As strange as it is, that would be my answer if you were to ask me where I was when I knew that I was head over heels, unselfishly crazy… about you. 

It was one of the worst days of your life. Every part of your body looked exhausted. Whether that was because of the amount of tears you had cried since your step-father’s passing or because you hadn’t slept in three days or some cruel combination of both, I do not know. But, I do know your eyes were longing for quiet. For calm. For normal. The normal you would never have again. 

I watched you go through the motions. “Thank you for coming” “I’m doing alright” “He was such a great man” “I appreciate your prayers” I watched as each word became less and less sincere. I watched as you held your sister in your arms and let her tears stain your rented tuxedo. I watched as you held back your own. 

I watched you rise from your seat and walk out of the room, I watched you walk out of site to the most hidden room you could find. And although I did not watch you break, although I did not hear the pieces of your soul shatter, I knew you had lost it. 

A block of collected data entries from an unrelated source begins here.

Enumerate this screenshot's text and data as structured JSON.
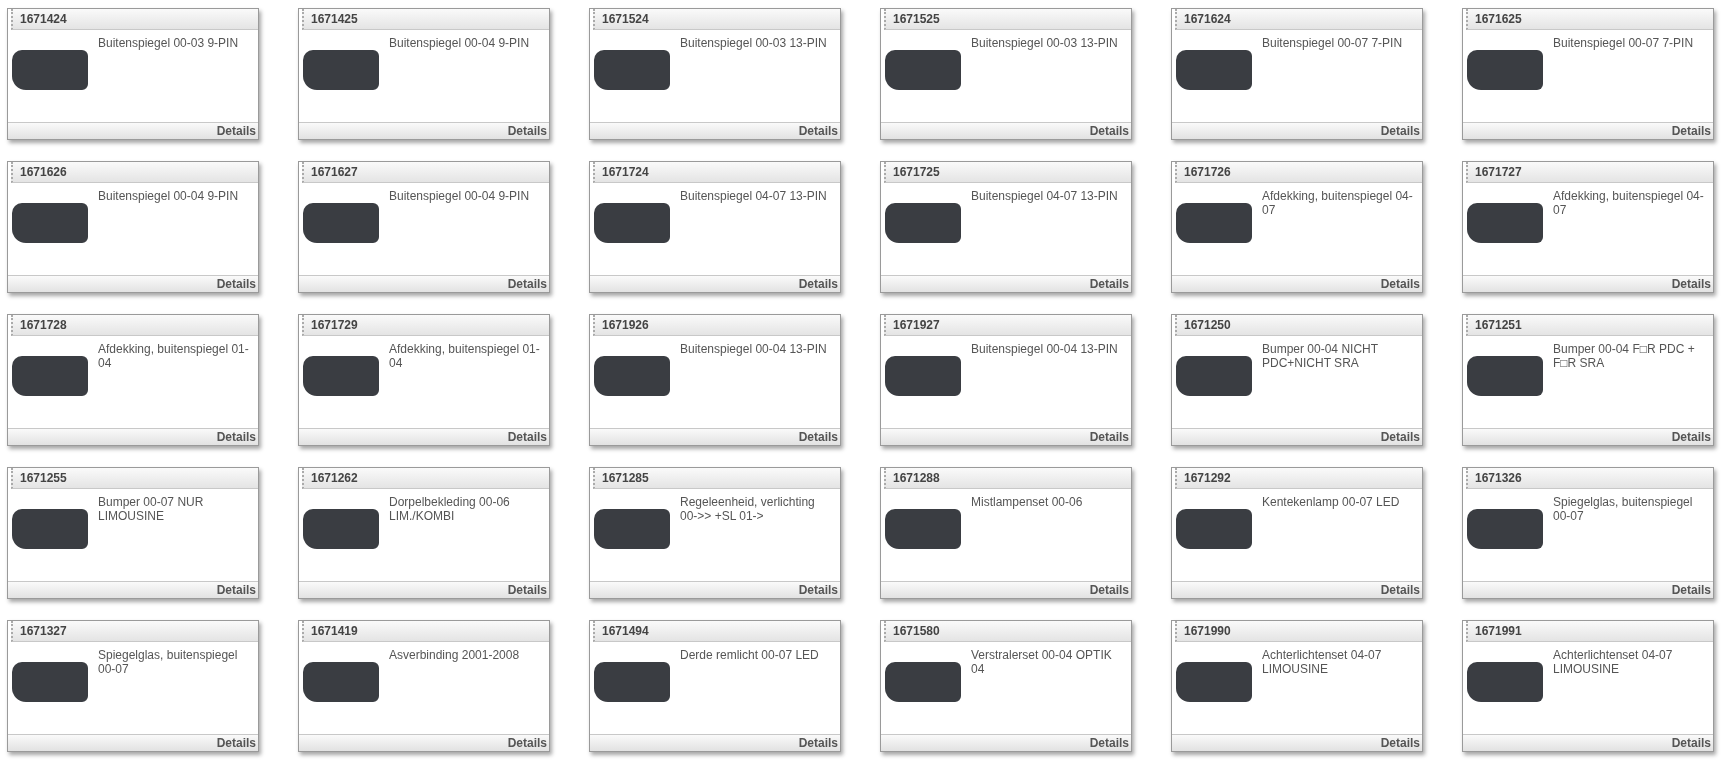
{
  "products": [
    {
      "number": "1671424",
      "title": "Buitenspiegel 00-03 9-PIN",
      "link": "Details"
    },
    {
      "number": "1671425",
      "title": "Buitenspiegel 00-04 9-PIN",
      "link": "Details"
    },
    {
      "number": "1671524",
      "title": "Buitenspiegel 00-03 13-PIN",
      "link": "Details"
    },
    {
      "number": "1671525",
      "title": "Buitenspiegel 00-03 13-PIN",
      "link": "Details"
    },
    {
      "number": "1671624",
      "title": "Buitenspiegel 00-07 7-PIN",
      "link": "Details"
    },
    {
      "number": "1671625",
      "title": "Buitenspiegel 00-07 7-PIN",
      "link": "Details"
    },
    {
      "number": "1671626",
      "title": "Buitenspiegel 00-04 9-PIN",
      "link": "Details"
    },
    {
      "number": "1671627",
      "title": "Buitenspiegel 00-04 9-PIN",
      "link": "Details"
    },
    {
      "number": "1671724",
      "title": "Buitenspiegel 04-07 13-PIN",
      "link": "Details"
    },
    {
      "number": "1671725",
      "title": "Buitenspiegel 04-07 13-PIN",
      "link": "Details"
    },
    {
      "number": "1671726",
      "title": "Afdekking, buitenspiegel 04-07",
      "link": "Details"
    },
    {
      "number": "1671727",
      "title": "Afdekking, buitenspiegel 04-07",
      "link": "Details"
    },
    {
      "number": "1671728",
      "title": "Afdekking, buitenspiegel 01-04",
      "link": "Details"
    },
    {
      "number": "1671729",
      "title": "Afdekking, buitenspiegel 01-04",
      "link": "Details"
    },
    {
      "number": "1671926",
      "title": "Buitenspiegel 00-04 13-PIN",
      "link": "Details"
    },
    {
      "number": "1671927",
      "title": "Buitenspiegel 00-04 13-PIN",
      "link": "Details"
    },
    {
      "number": "1671250",
      "title": "Bumper 00-04 NICHT PDC+NICHT SRA",
      "link": "Details"
    },
    {
      "number": "1671251",
      "title": "Bumper 00-04 F□R PDC + F□R SRA",
      "link": "Details"
    },
    {
      "number": "1671255",
      "title": "Bumper 00-07 NUR LIMOUSINE",
      "link": "Details"
    },
    {
      "number": "1671262",
      "title": "Dorpelbekleding 00-06 LIM./KOMBI",
      "link": "Details"
    },
    {
      "number": "1671285",
      "title": "Regeleenheid, verlichting 00->> +SL 01->",
      "link": "Details"
    },
    {
      "number": "1671288",
      "title": "Mistlampenset 00-06",
      "link": "Details"
    },
    {
      "number": "1671292",
      "title": "Kentekenlamp 00-07 LED",
      "link": "Details"
    },
    {
      "number": "1671326",
      "title": "Spiegelglas, buitenspiegel 00-07",
      "link": "Details"
    },
    {
      "number": "1671327",
      "title": "Spiegelglas, buitenspiegel 00-07",
      "link": "Details"
    },
    {
      "number": "1671419",
      "title": "Asverbinding 2001-2008",
      "link": "Details"
    },
    {
      "number": "1671494",
      "title": "Derde remlicht 00-07 LED",
      "link": "Details"
    },
    {
      "number": "1671580",
      "title": "Verstralerset 00-04 OPTIK 04",
      "link": "Details"
    },
    {
      "number": "1671990",
      "title": "Achterlichtenset 04-07 LIMOUSINE",
      "link": "Details"
    },
    {
      "number": "1671991",
      "title": "Achterlichtenset 04-07 LIMOUSINE",
      "link": "Details"
    }
  ]
}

And that was when I knew. 
In that moment, I wanted nothing in return. I wanted nothing back from you. I simply wanted to wrap my arms around you and I wanted that to make everything disappear. I wanted to give you my heart and take your breaking one as far away from you as I could. I longed so deeply to dawn the pain that you were so undeservingly carrying. I wanted to make it all stop for you. Make the world go back to the way you colored it as a child. I wanted to make the sun rise again in your eyes the way it always had.

I would have done anything to make you stop hurting. I wouldn’t have minded picking up the pieces of your heart and soul and putting them back together with my own hands. I wouldn’t have cared if it had scarred my hands. My pain in exchange for yours. I would have done it. I would have done it. 

I held my breath until you re-entered the room with swollen eyes and a clenched jaw of anger. Even then, you stole my breath. I wanted you to know how much I would have given to make it all better. But I just sat, saying silent prayer after silent prayer. 

Give me his pain, Lord, give it to me. He doesn’t deserve it. Heal him. Heal him. Catch his tears. Catch the ones I can’t. 

And in this awful, draining, painful moment… I just knew. 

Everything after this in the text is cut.